My first piece of advice would be to find activities you enjoy and nurture them into your routine. Exercise, as you mentioned, is a great activity as it provides physical and mental benefits. There are other brain-stimulating activities, like reading, writing or painting, that are less physical but incredibly beneficial to our overall health. Finding activities that fill your cup with joy and pleasure is vital to our emotional, physical and spiritual health.

 

My other piece of advice would be to find ways to get outside of your comfort zone.
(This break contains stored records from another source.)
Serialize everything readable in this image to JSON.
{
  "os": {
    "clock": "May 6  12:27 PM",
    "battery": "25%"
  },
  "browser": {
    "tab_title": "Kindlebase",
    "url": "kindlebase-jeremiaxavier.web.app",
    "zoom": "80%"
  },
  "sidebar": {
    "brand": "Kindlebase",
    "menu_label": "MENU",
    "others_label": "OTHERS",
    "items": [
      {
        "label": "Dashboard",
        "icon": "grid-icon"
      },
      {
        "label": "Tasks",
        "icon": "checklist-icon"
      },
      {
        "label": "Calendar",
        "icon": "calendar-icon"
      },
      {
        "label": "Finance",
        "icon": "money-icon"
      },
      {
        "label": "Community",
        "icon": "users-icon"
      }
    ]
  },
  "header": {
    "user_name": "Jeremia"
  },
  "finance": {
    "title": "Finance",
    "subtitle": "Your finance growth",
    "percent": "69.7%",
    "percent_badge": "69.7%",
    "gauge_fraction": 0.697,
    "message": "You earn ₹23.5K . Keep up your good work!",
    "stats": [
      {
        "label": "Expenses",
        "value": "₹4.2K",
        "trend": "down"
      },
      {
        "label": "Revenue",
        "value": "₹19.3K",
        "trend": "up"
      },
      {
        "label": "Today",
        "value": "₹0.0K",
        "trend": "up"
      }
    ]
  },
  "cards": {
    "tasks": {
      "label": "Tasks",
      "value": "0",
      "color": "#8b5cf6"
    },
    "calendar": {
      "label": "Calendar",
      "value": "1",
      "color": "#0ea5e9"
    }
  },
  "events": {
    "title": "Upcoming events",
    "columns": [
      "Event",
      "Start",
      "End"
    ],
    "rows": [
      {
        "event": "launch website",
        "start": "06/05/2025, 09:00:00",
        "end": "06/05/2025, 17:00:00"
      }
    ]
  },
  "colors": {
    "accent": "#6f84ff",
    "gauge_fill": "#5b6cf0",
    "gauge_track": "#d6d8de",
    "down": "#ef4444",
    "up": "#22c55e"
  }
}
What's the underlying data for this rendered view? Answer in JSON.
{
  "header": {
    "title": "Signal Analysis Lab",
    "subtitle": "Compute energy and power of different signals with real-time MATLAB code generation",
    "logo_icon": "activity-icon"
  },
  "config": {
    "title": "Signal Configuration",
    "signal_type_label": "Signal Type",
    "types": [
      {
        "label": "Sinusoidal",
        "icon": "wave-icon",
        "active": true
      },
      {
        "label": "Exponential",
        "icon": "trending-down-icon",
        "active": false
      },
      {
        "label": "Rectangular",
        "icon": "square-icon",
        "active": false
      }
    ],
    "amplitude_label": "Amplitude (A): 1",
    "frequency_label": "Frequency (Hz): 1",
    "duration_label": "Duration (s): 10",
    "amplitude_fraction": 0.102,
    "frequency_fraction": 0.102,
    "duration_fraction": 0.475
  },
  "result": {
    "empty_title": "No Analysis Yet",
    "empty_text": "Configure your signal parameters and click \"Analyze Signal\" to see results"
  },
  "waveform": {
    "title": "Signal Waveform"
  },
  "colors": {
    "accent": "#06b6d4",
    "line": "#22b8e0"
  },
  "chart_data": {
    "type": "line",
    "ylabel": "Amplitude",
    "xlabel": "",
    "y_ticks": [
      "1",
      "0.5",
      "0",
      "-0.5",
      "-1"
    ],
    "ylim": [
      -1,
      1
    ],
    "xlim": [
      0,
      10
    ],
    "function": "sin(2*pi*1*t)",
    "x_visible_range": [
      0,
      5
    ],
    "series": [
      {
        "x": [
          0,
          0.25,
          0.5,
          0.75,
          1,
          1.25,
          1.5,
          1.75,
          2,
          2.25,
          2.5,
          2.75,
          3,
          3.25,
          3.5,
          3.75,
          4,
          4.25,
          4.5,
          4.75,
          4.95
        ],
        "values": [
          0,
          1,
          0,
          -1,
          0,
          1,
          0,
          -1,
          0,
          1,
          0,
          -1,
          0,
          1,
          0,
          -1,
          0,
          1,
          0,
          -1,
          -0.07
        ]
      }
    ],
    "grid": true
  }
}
We are creatures of habit, and there are benefits to finding a routine that works for you. However, studies have shown that learning new skills challenges our brains, which increases the number of brain cells and connections between those cells. When you find yourself going through the motions, it's a sign that you're stuck in old habits. You'll benefit from finding healthy and enjoyable ways to shake things up and reconnect.

 

Visit AARP® Staying Sharp® for more brain health information and inspiration.

Contributor

I totally agree with you, @AARPRachelA, about finding activities that get you outside your comfort zone. I recently joined a performance group to dance in the local holiday parade with an encore for a fundraising event. I hadn't performed in a dance group in five years and had started thinking that those days were over for me. I made new friends, gained confidence, and had so much fun. A good reminder to keep taking on new adventures. 

Social Butterfly

@brangwen8  Love it!  Congratulations on taking on a challenge, and finding out how it can be really rewarding and satisfying.

Social Butterfly

@AARPRachelA  Awesome advice on all three!  Thank you.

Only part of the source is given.